Di fronte a ciò, il progressismo e la sinistra non possono comportarsi in modo accondiscendente, cercando di accontentare tutte le fazioni e i settori sociali. Le sinistre emergono dalla loro marginalità in un tempo liminale perché si presentano come un'alternativa popolare al disastro economico causato dal neoliberismo aziendale. E la loro funzione non può essere quella di attuare un neoliberismo dal "volto umano", "verde" o "progressista". Le persone non scendono in piazza e non votano per la sinistra per decorare il neoliberismo. Agiscono e cambiano radicalmente le loro precedenti idee politiche perché sono stufi del neoliberismo. Vogliono liberarsene, perché ha reso più ricche solo alcune famiglie e alcune aziende. E se la sinistra non esaudisce questo desiderio e coesiste con un regime che rende il popolo sempre più povero, è inevitabile che le persone cambino drasticamente le loro preferenze politiche verso uno sbocco di estrema destra che offre una via d'uscita (illusoria) dal grande malessere collettivo.

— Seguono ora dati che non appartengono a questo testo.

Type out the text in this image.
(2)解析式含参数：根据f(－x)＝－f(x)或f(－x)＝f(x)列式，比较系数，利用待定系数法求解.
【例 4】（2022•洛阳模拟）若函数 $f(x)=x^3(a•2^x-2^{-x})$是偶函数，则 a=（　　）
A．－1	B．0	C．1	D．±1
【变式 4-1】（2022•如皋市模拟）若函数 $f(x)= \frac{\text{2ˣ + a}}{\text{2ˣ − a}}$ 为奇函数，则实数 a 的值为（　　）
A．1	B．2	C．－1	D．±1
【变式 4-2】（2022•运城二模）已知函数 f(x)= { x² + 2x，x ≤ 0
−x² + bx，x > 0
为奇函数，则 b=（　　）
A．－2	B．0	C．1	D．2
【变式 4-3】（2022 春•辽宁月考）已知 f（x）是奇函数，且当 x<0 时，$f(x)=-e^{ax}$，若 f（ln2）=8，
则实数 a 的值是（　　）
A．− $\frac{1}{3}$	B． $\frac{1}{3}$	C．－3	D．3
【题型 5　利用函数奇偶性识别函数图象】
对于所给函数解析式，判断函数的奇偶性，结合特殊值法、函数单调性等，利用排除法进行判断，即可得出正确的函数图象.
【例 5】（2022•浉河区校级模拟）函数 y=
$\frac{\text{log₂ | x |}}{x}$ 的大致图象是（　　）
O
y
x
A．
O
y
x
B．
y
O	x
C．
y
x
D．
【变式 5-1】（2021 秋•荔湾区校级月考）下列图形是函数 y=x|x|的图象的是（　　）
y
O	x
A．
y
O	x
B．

Se la sinistra vuole consolidarsi, deve rispondere alla domanda per cui è nata. E se vuole veramente sconfiggere l'estrema destra, deve risolvere in modo strutturale la povertà della società, la disuguaglianza, la precarietà dei servizi, dell'istruzione, della sanità e della casa. E, per raggiungere questo obiettivo, devono essere radicali nelle loro riforme sulla proprietà, sulla tassazione, sulla giustizia sociale, sulla distribuzione della ricchezza e sul recupero delle risorse comuni a favore della società. Soffermarsi su questo lavoro alimenta la legge delle crisi sociali: qualsiasi atteggiamento moderato di fronte alla gravità della crisi incoraggia e alimenta gli estremi. Se lo fa la destra, alimenta la sinistra. Se lo fa la sinistra, alimenta l'estrema destra.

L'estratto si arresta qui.